The Home Depot’s earnings report topped the consensus view of EPS $.36 as they were able to make $.41. In HD’s case, profit was nearly 9% lower than last year, but at least sales were better than anticipated. Although sales exceeded estimates they were still down by about 8%, which was partially offset by an 8.4% reduction in SG&A costs. Still the largest home-improvement retailer’s stock sold off by about 3% as investors are concerned over a weaker than hoped fourth quarter. The company’s full year EPS guidance of $1.55 disappointed, and after beating estimate by 5 cents in the last quarter, the market hoped for better. Sales continue to suffer from the weak housing market, and it appears management is still cautious that it may take some time before it can signal the all clear.

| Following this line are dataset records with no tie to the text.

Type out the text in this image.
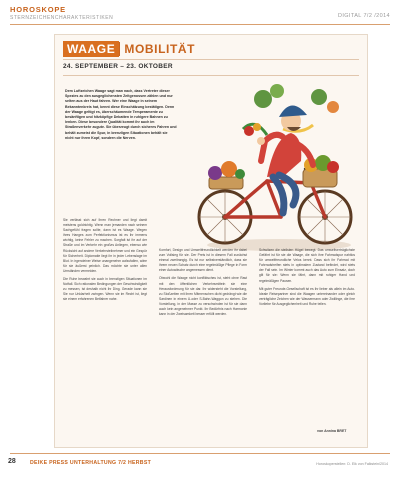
HOROSKOPE
STERNZEICHENCHARAKTERISTIKEN	DIGITAL 7/2 /2014
WAAGE MOBILITÄT
24. SEPTEMBER – 23. OKTOBER

Dem Luftzeichen Waage sagt man nach, dass Vertreter dieser Spezies zu den ausgeglichensten Zeitgenossen zählen und nur selten aus der Haut fahren. Wer eine Waage in seinem Bekanntenkreis hat, kennt diese Einschätzung bestätigen. Denn der Waage geltigt es, überschäumende Temperamente zu besänftigen und hitzköpfige Debatten in ruhigere Bahnen zu lenken. Diese besondere Qualität kommt ihr auch im Straßenverkehr zugute. Sie überzeugt durch sicheres Fahren und behält zumeist die Spur, in brenzligen Situationen behält sie nicht nur ihren Kopf, sondern die Nerven.

Sie verlässt sich auf Ihren Rechner und liegt damit meistens goldrichtig. Wenn man jemanden nach seinem Sachgefühl fragen sollte, dann ist es Waage. Wegen ihres Hanges zum Perfektionismus ist es ihr immens wichtig, keine Fehler zu machen. Sorgfalt ist ihr auf der Straße und im Verkehr ein großes Anliegen, ebenso wie Rücksicht auf andere Verkehrsteilnehmer und ein Gespür für Sicherheit. Diplomatie liegt ihr in jeder Lebenslage im Blut. In irgendeiner Weise unangenehm aufzufallen, wäre für sie äußerst peinlich. Das möchte sie unter allen Umständen vermeiden.

Die Ruhe bewahrt sie auch in brenzligen Situationen im Notfall. Sich rationalen Bedingungen der Geschwindigkeit zu messen, ist deshalb nicht ihr Ding. Gerade kann sie Sie nur Unklarheit zwingen. Wenn sie im Recht ist, liegt sie einem erfahrenen Beifahrer nahe.

Komfort, Design und Umweltfreundlichkeit werden ihr dabei zum Vollsieg für sie. Der Preis ist in diesem Fall zunächst einmal zweitrangig. Es ist nur selbstverständlich, dass sie ihrem neuen Schatz durch eine regelmäßige Pflege in Form einer Autowäsche angemessen dient.

Obwohl die Waage nicht konfliktscheu ist, steht ohne Rast mit den öffentlichen Verkehrsmitteln sie eine Herausforderung für sie dar. Ihr widersteht die Vorstellung, zu Stoßzeiten mit ihren Mitmenschen dicht gedrängt wie die Sardinen in einem U-oder S-Bahn-Waggon zu stehen. Die Vorstellung, in der Masse zu verschwinden ist für sie dann auch kein angenehmer Punkt. Ihr Bedürfnis nach Harmonie kann in der Zweisamkeit besser erfüllt werden.

Schwitzen die steilsten Hügel bewegt. Das umweltverträglichste Gefährt ist für sie die Waage, die sich ihre Fahrradspur nahtlos für umweltfreundliche Velos kennt. Dass sich ihr Fahrrad mit Fahrradstreifen stets in optimalem Zustand befindet, wird stets der Fall sein. Im Winter kommt auch das Auto zum Einsatz, doch gilt für sie: Wenn sie fährt, dann mit ruhiger Hand und regelmäßigen Pausen.

Mit guter Freunde-Gesellschaft ist es ihr lieber als allein im Auto. Ideale Reisepartner sind die Waagen untereinander oder gleich verträgliche Zeichen wie der Wassermann oder Zwillinge, die ihre Vorliebe für Ausgeglichenheit und Ruhe teilen.

von Annina BRET
28	DEIKE PRESS UNTERHALTUNG 7/2 HERBST	Horoskoperstellen: D. Elk von Falkstein/2014
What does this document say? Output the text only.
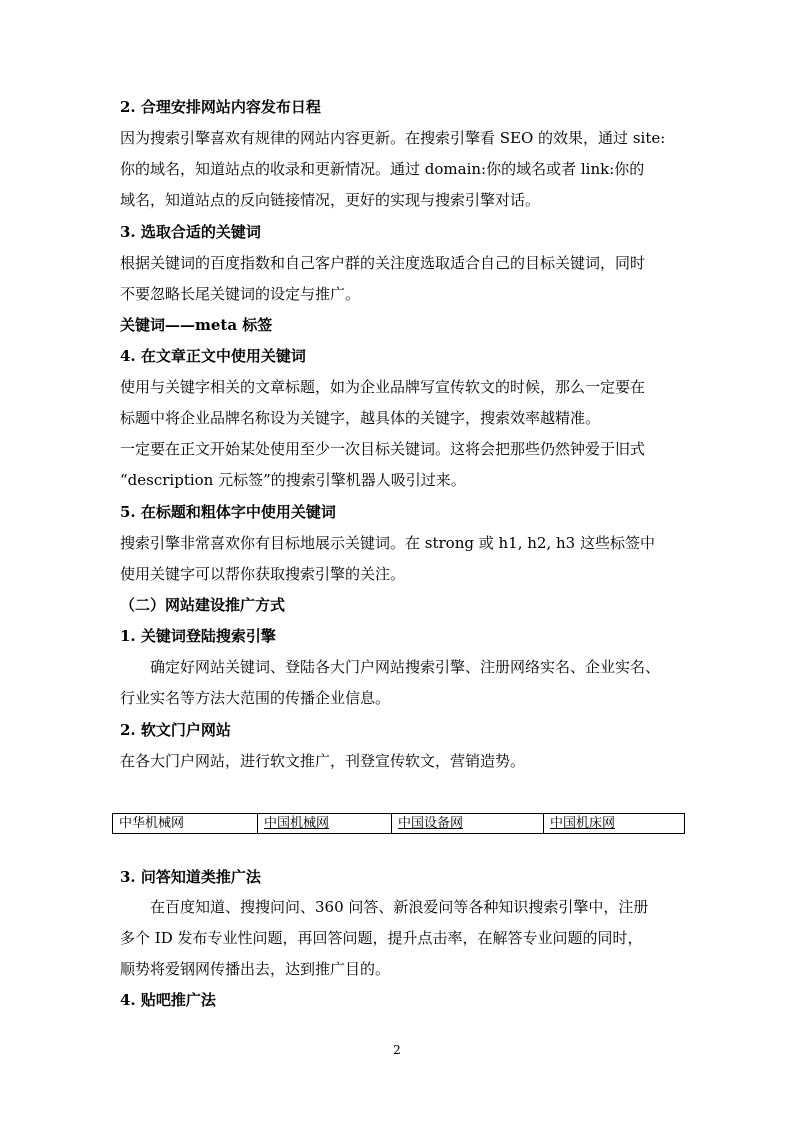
2. 合理安排网站内容发布日程
因为搜索引擎喜欢有规律的网站内容更新。在搜索引擎看 SEO 的效果，通过 site:
你的域名，知道站点的收录和更新情况。通过 domain:你的域名或者 link:你的
域名，知道站点的反向链接情况，更好的实现与搜索引擎对话。
3. 选取合适的关键词
根据关键词的百度指数和自己客户群的关注度选取适合自己的目标关键词，同时
不要忽略长尾关键词的设定与推广。
关键词——meta 标签
4. 在文章正文中使用关键词
使用与关键字相关的文章标题，如为企业品牌写宣传软文的时候，那么一定要在
标题中将企业品牌名称设为关键字，越具体的关键字，搜索效率越精准。
一定要在正文开始某处使用至少一次目标关键词。这将会把那些仍然钟爱于旧式
“description 元标签”的搜索引擎机器人吸引过来。
5. 在标题和粗体字中使用关键词
搜索引擎非常喜欢你有目标地展示关键词。在 strong 或 h1, h2, h3 这些标签中
使用关键字可以帮你获取搜索引擎的关注。
（二）网站建设推广方式
1. 关键词登陆搜索引擎
确定好网站关键词、登陆各大门户网站搜索引擎、注册网络实名、企业实名、
行业实名等方法大范围的传播企业信息。
2. 软文门户网站
在各大门户网站，进行软文推广，刊登宣传软文，营销造势。
中华机械网	中国机械网	中国设备网	中国机床网
3. 问答知道类推广法
在百度知道、搜搜问问、360 问答、新浪爱问等各种知识搜索引擎中，注册
多个 ID 发布专业性问题，再回答问题，提升点击率，在解答专业问题的同时，
顺势将爱钢网传播出去，达到推广目的。
4. 贴吧推广法
2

The fact that these two bellwethers of retail are more cautious than analysts is a bearish sign. Wall Street has stoked the earnings estimates on each of these companies to the point that now the companies have begun to worry about disappointments in the future. They have both cut costs deeply and it is likely they will not be able to perpetuate the same level of cost cutting. That means it will be very difficult to beat estimates without impressive sales, and with consumers saving more and spending less that could be tough to accomplish. At the current price levels, we have an Undervalued stance on TGT and Fairly Valued on HD. However, if holiday sales come in closer to management’s view than analysts’ view, then you will almost certainly be able to scoop up one of these stocks a little cheaper.